Comedy star Steve Speirs turns his hand to theatre and tells us why we should watch opera!

As some of you may already know, I am a huge advocate for young people within theatre. Whether its watching, acting or reviewing I believe the disconnect between the performing arts industry and younger generations has become too big, and I will always aim to change this. One of the reasons why this is may be due to the abundance of negative connotations around theatre. It’s mostly full of old men, it’s too expensive, the shows are long, boring and difficult to understand. Pretentious, dry, stuffy, boring, the list goes on…

Therefore you can only imagine my excitement to see that actor and funny guy Steve Speirs, was working with the Welsh National Opera to make theatre (and opera in particular) more accessible. His video campaign has blown up over the past couple of weeks, with his YouTube hits reaching nearly 20,000 views in one short month.

Steve, who is well known for his role in ‘Stella’ and well as his work in Star Wars, Pirates of the Caribbean and Eragon, has “popped his Opera cherry”, as he says, by taking on the comedic role of Frosch in WNO’s Die Fledermaus. Written and sung in English, Steve is eager to let everybody know that this show is perfect for first time opera watchers, “Die Fledermaus is an operetta, so there is spoken dialogue and it’s really, really accessible. That’s the thing I tell everybody. Die Fledermaus is a really good opera to pop your cherry on.”

Theatre is all about being immersed in the show. Allowing yourself and your imagination to run away with itself and be taken through the story by the actors onstage. And if you don’t let down your barriers and let this happen, it’s difficult for the show to have any kind of effect on you, this works identically with opera.

“Any theatrical experience demands an audience and what that means is that you have to meet the audience fifty fifty, no theatrical experience is complete without the audience. We are only ever 50% prepared and the audience picks up the rest of that experience”, says Steve.

He tells me how he has found working with the WNO “It was more difficult than I thought it was going to be because I was fitting into a world that was completely alien to me. My background in television, film and certainly comedy.

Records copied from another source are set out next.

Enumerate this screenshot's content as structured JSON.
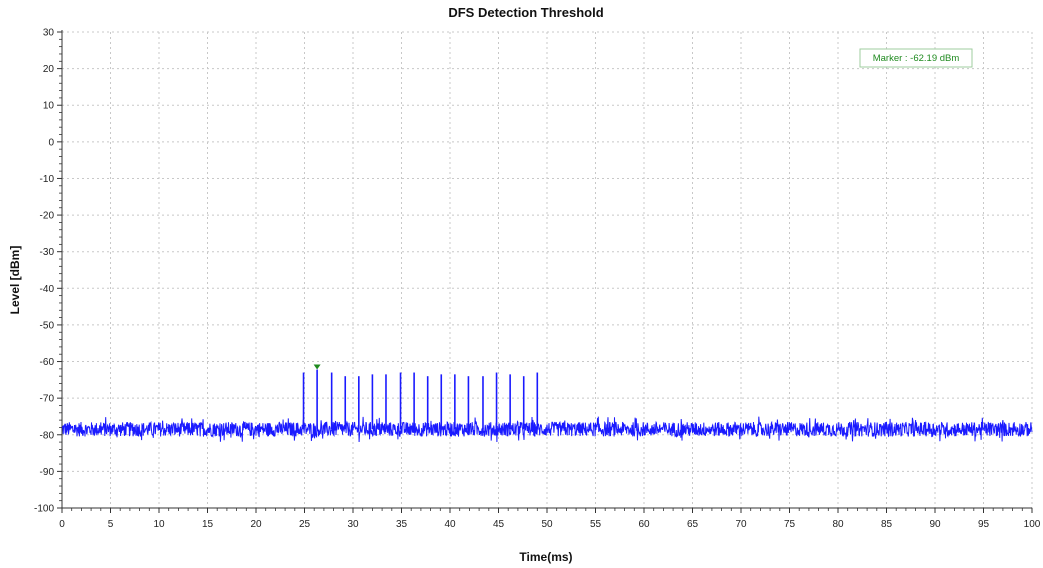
{
  "chart_data": {
    "type": "line",
    "title": "DFS Detection Threshold",
    "xlabel": "Time(ms)",
    "ylabel": "Level [dBm]",
    "xlim": [
      0,
      100
    ],
    "ylim": [
      -100,
      30
    ],
    "x_ticks": [
      "0",
      "5",
      "10",
      "15",
      "20",
      "25",
      "30",
      "35",
      "40",
      "45",
      "50",
      "55",
      "60",
      "65",
      "70",
      "75",
      "80",
      "85",
      "90",
      "95",
      "100"
    ],
    "y_ticks": [
      "30",
      "20",
      "10",
      "0",
      "-10",
      "-20",
      "-30",
      "-40",
      "-50",
      "-60",
      "-70",
      "-80",
      "-90",
      "-100"
    ],
    "grid": true,
    "series": [
      {
        "noise_floor_dbm": -78.5,
        "noise_spread_db": 2.5,
        "pulses": [
          {
            "x": 24.9,
            "y": -63
          },
          {
            "x": 26.3,
            "y": -62.2
          },
          {
            "x": 27.8,
            "y": -63
          },
          {
            "x": 29.2,
            "y": -64
          },
          {
            "x": 30.6,
            "y": -64
          },
          {
            "x": 32.0,
            "y": -63.5
          },
          {
            "x": 33.4,
            "y": -63.5
          },
          {
            "x": 34.9,
            "y": -63
          },
          {
            "x": 36.3,
            "y": -63
          },
          {
            "x": 37.7,
            "y": -64
          },
          {
            "x": 39.1,
            "y": -63.5
          },
          {
            "x": 40.5,
            "y": -63.5
          },
          {
            "x": 41.9,
            "y": -64
          },
          {
            "x": 43.4,
            "y": -64
          },
          {
            "x": 44.8,
            "y": -63
          },
          {
            "x": 46.2,
            "y": -63.5
          },
          {
            "x": 47.6,
            "y": -64
          },
          {
            "x": 49.0,
            "y": -63
          }
        ]
      }
    ],
    "marker": {
      "x": 26.3,
      "y": -62.19,
      "label": "Marker : -62.19 dBm"
    },
    "colors": {
      "trace": "#1a1aff",
      "marker": "#1f8a1f",
      "grid": "#c8c8c8",
      "axis": "#333333"
    }
  }
}
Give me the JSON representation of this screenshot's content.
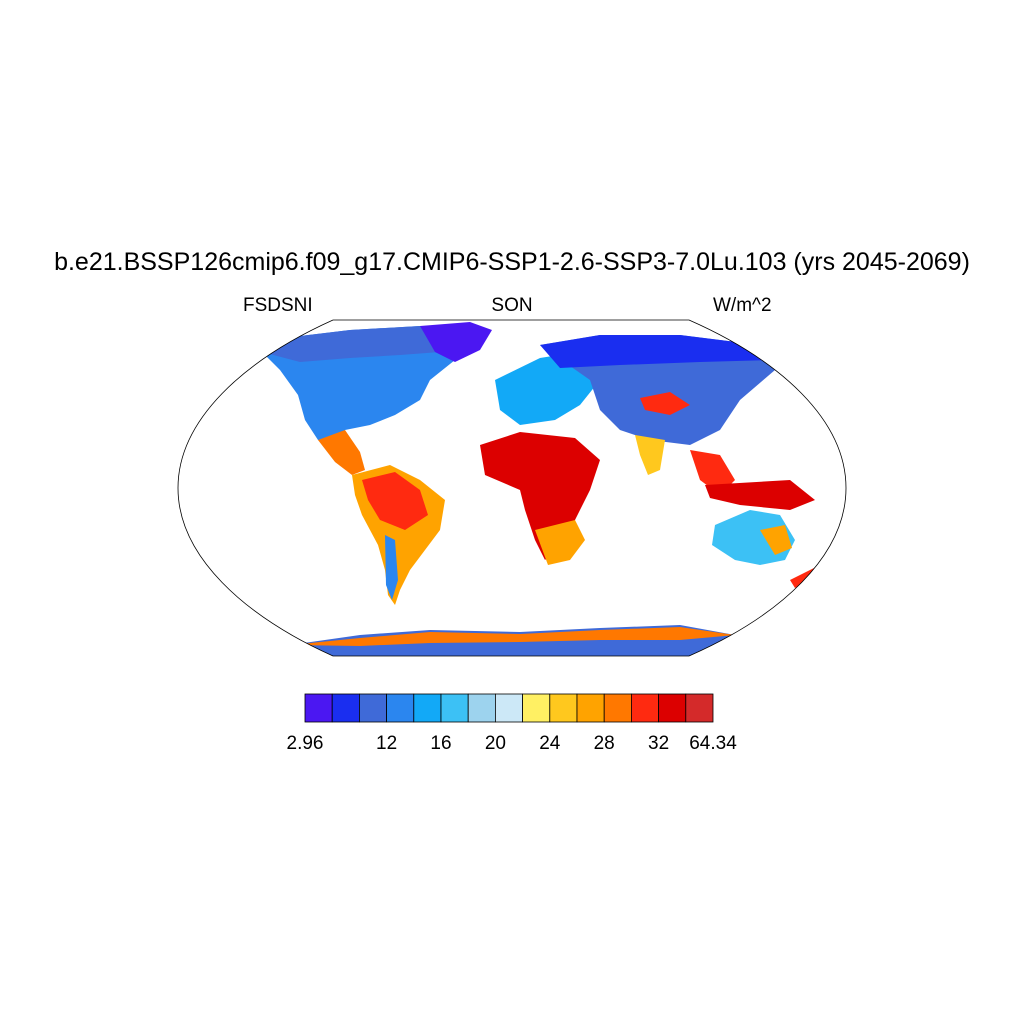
{
  "title": "b.e21.BSSP126cmip6.f09_g17.CMIP6-SSP1-2.6-SSP3-7.0Lu.103 (yrs 2045-2069)",
  "left_string": "FSDSNI",
  "center_string": "SON",
  "right_string": "W/m^2",
  "colorbar": {
    "colors": [
      "#4b17f2",
      "#1a2ef0",
      "#3f6ad8",
      "#2b86ef",
      "#12a9f7",
      "#3cc1f5",
      "#9dd3ee",
      "#cce8f7",
      "#fff063",
      "#ffc81e",
      "#ffa300",
      "#ff7800",
      "#ff2a10",
      "#dc0000",
      "#d42a2a"
    ],
    "labels": [
      {
        "index": 0,
        "text": "2.96"
      },
      {
        "index": 3,
        "text": "12"
      },
      {
        "index": 5,
        "text": "16"
      },
      {
        "index": 7,
        "text": "20"
      },
      {
        "index": 9,
        "text": "24"
      },
      {
        "index": 11,
        "text": "28"
      },
      {
        "index": 13,
        "text": "32"
      },
      {
        "index": 15,
        "text": "64.34"
      }
    ]
  }
}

It is a big new world.” He was shocked to have the call for the show and was convinced they had rang the wrong number as his brother is already a professional opera singer, “I immediately thought that they’ve made the wrong call here because I’m not a singer by any stretch of the imagination… I said you’ve got the wrong brother.” Maybe there is a place for a opera double act?

Steve will be appearing mainly in Act 3 when he ties up the loose ends of the opera as the “Jailer in MacBeth” type character. “It’s a comic role in the opera, that Billy Connolly did before and Frankie Howard did.”

Steve is also a massive fan of WNO’s other touring shows From the House of the Dead and Eugene Onegin, “In terms of a fantastic theatrical experience I just urge any of your readers to go and have a look at this.”

Steve says he is “looking forward to the Bristol experience.” You can catch him at the Bristol Hippodrome on Friday the 17th of November and then touring with the Welsh National Opera as they perform three different shows up and down the country.